Reformasi bidang kesehatan bukan lagi bahasa yang baru. Hanya saja agendanya perlu dipertegas kembali sebagai landasan pembangunan selanjutnya. Jika disederhanakan, agenda reformasi kesehatan akan lebih mengedepankan partisipasi masyarakat dalam menyusun dan menyelenggarakan aspek kesehatannya dengan sesedikit mungkin intervensi pemerintah.

Pemberdayaan masyarakat menjadi tolok ukur keberhasilan dan pemihakan terhadap kaum miskin menjadi syarat penerimaan universalitasnya.

Gunawan Setiadi, seorang dokter dan master bidang kesehatan, mengungkapkan beberapa alasan mengapa masyarakat dapat menyelenggarakan kesehatannya, dan lebih baik dari pemerintah, antara lain:

(a) komitmen masyarakat lebih besar dibandingkan pegawai yang digaji;
(b) masyarakat lebih paham masalahnya sendiri;
(c) masyarakat dapat memecahkan masalah, sedangkan kalangan profesional/pemerintah sekadar memberikan pelayanan;
(d) masyarakat lebih fleksibel dan kreatif;
(e) masyarakat mampu memberikan pelayanan yang lebih murah; dan
(f) standar perilaku ditegakkan lebih efektif oleh masyarakat dibandingkan birokrat atau profesional kesehatan.

Pandangan-pandangan di atas menjadi cukup beralasan muncul dengan melihat kecenderungan rendahnya etos kerja birokrat dan profesional kesehatan selama ini.

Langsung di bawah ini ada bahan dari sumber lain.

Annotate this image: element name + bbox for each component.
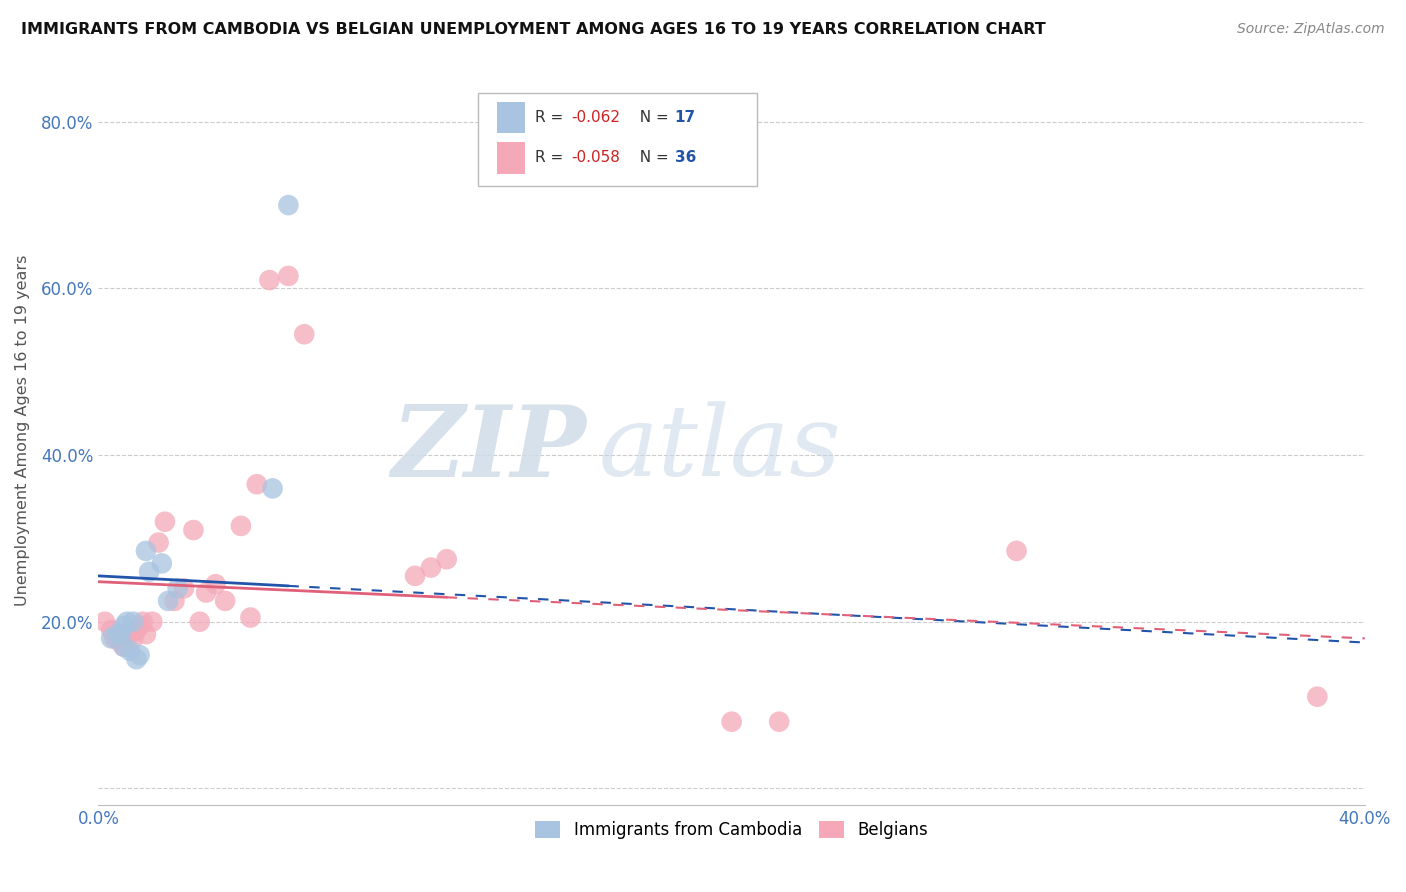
Text: 17: 17 bbox=[675, 110, 696, 125]
Point bbox=[110, 635, 132, 649]
Point bbox=[246, 477, 269, 491]
Point bbox=[112, 640, 135, 654]
Point bbox=[122, 632, 145, 646]
Point bbox=[100, 623, 122, 637]
FancyBboxPatch shape bbox=[498, 142, 526, 174]
Point bbox=[404, 569, 426, 583]
Point bbox=[128, 619, 150, 633]
FancyBboxPatch shape bbox=[478, 93, 756, 186]
Point bbox=[115, 627, 138, 641]
Point bbox=[157, 594, 180, 608]
Text: atlas: atlas bbox=[599, 401, 841, 497]
Point bbox=[135, 544, 157, 558]
Text: -0.058: -0.058 bbox=[571, 151, 620, 165]
Legend: Immigrants from Cambodia, Belgians: Immigrants from Cambodia, Belgians bbox=[529, 814, 935, 846]
Point bbox=[419, 560, 441, 574]
Point bbox=[125, 623, 148, 637]
Point bbox=[277, 268, 299, 283]
Point bbox=[195, 585, 218, 599]
Point bbox=[125, 652, 148, 666]
Point bbox=[94, 615, 117, 629]
Point bbox=[128, 648, 150, 662]
Point bbox=[768, 714, 790, 729]
Point bbox=[148, 535, 170, 549]
Point bbox=[292, 327, 315, 342]
Point bbox=[132, 615, 155, 629]
Point bbox=[1306, 690, 1329, 704]
Point bbox=[436, 552, 458, 566]
Point bbox=[150, 557, 173, 571]
Point bbox=[163, 594, 186, 608]
Text: R =: R = bbox=[536, 151, 568, 165]
Point bbox=[122, 615, 145, 629]
Point bbox=[214, 594, 236, 608]
Point bbox=[112, 640, 135, 654]
Point bbox=[115, 615, 138, 629]
Text: -0.062: -0.062 bbox=[571, 110, 620, 125]
Point bbox=[259, 273, 281, 287]
Point bbox=[103, 632, 125, 646]
Point bbox=[183, 523, 205, 537]
Point bbox=[720, 714, 742, 729]
Point bbox=[1005, 544, 1028, 558]
Point bbox=[120, 627, 142, 641]
Point bbox=[173, 582, 195, 596]
Text: N =: N = bbox=[630, 110, 673, 125]
Point bbox=[153, 515, 176, 529]
Text: IMMIGRANTS FROM CAMBODIA VS BELGIAN UNEMPLOYMENT AMONG AGES 16 TO 19 YEARS CORRE: IMMIGRANTS FROM CAMBODIA VS BELGIAN UNEM… bbox=[21, 22, 1046, 37]
Point bbox=[141, 615, 163, 629]
Point bbox=[204, 577, 226, 591]
Point bbox=[138, 565, 160, 579]
Point bbox=[110, 627, 132, 641]
Text: 36: 36 bbox=[675, 151, 696, 165]
FancyBboxPatch shape bbox=[498, 102, 526, 133]
Point bbox=[107, 627, 129, 641]
Text: Source: ZipAtlas.com: Source: ZipAtlas.com bbox=[1237, 22, 1385, 37]
Point bbox=[120, 644, 142, 658]
Text: ZIP: ZIP bbox=[391, 401, 586, 497]
Point bbox=[239, 610, 262, 624]
Point bbox=[100, 632, 122, 646]
Text: N =: N = bbox=[630, 151, 673, 165]
Point bbox=[229, 519, 252, 533]
Point bbox=[188, 615, 211, 629]
Text: R =: R = bbox=[536, 110, 568, 125]
Point bbox=[277, 198, 299, 212]
Point bbox=[107, 632, 129, 646]
Point bbox=[166, 582, 188, 596]
Point bbox=[135, 627, 157, 641]
Point bbox=[262, 482, 284, 496]
Point bbox=[112, 619, 135, 633]
Y-axis label: Unemployment Among Ages 16 to 19 years: Unemployment Among Ages 16 to 19 years bbox=[15, 254, 30, 606]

Sudah saatnya penyelenggaraan kesehatan diprakarsai oleh masyarakat sendiri, sehingga pemaknaan atas hidup sehat menjadi sebuah budaya baru, di mana di dalamnya terbangun kepercayaan, penghargaan atas hak hidup dan menyuburnya norma-norma kemanusiaan lainnya.

Model penyelenggaraan kesehatan berbasis pemberdayaan (empowerment) harus disusun secara rasional dengan sedapat mungkin melibatkan semua stakeholder terkait.

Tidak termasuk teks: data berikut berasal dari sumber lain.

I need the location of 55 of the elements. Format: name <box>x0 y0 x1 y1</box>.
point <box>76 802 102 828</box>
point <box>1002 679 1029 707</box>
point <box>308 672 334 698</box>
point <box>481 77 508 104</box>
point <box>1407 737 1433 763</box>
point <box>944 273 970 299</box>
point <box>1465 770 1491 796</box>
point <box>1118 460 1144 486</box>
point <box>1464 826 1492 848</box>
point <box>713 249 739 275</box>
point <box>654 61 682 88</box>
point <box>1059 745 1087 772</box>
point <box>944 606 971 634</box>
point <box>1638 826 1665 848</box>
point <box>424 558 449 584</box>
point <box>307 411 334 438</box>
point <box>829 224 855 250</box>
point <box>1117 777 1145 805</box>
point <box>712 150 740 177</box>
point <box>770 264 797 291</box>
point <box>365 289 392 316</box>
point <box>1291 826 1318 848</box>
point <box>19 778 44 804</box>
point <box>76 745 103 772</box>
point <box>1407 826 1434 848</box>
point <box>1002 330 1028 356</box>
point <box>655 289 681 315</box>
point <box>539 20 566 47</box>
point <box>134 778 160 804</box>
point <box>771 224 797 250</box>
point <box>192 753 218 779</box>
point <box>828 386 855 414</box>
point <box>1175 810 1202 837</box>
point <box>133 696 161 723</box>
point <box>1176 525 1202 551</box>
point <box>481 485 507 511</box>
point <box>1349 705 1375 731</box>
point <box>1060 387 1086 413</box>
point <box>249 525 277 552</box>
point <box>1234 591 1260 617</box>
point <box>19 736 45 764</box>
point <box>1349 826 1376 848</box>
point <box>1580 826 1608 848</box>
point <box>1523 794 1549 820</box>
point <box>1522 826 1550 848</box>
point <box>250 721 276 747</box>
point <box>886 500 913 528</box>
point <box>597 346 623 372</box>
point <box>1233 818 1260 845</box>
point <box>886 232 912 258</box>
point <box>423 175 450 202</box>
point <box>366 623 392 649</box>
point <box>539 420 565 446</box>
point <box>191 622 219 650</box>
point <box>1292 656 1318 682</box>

Jadi, prioritas pembangunan kesehatan sedapat mungkin lebih diarahkan untuk masyarakat miskin – mereka yang jumlahnya mayoritas dan telah banyak terampas haknya selama ini. Untuk itu, sasaran dari subsidi pemerintah di bidang kesehatan perlu dipertajam dengan jalan antara lain :

  • Pertama, meningkatkan anggaran bagi program-program kesehatan yang banyak berkaitan dengan penduduk miskin. Misalnya program pemberantasan penyakit menular, pelayanan kesehatan ibu dan anak, serta peningkatan gizi masyarakat.
  • Kedua, meningkatkan subsidi bagi sarana pelayanan kesehatan yang banyak melayani penduduk miskin, yaitu Puskesmas dan Puskesmas Pembantu, ruang rawat inap kelas III di rumah sakit. Untuk itu, subsidi bantuan biaya operasional rumah sakit perlu ditingkatkan untuk menghindari praktik eksploitasi dan ‘pemalakan’ pasien miskin atas nama biaya perawatan.
  • Ketiga, mengurangi anggaran bagi program yang secara tidak langsung membantu masyarakat miskin mengatasi masalah kesehatannya. Contohnya adalah pengadaan alat kedokteran canggih, program kesehatan olahraga dan lain sebagainya.
  • Keempat, mengurangi subsidi pemerintah kepada sarana pelayanan kesehatan yang jarang dimanfaatkan oleh masyarakat miskin, misalnya pembangunan rumah sakit-rumah sakit stroke.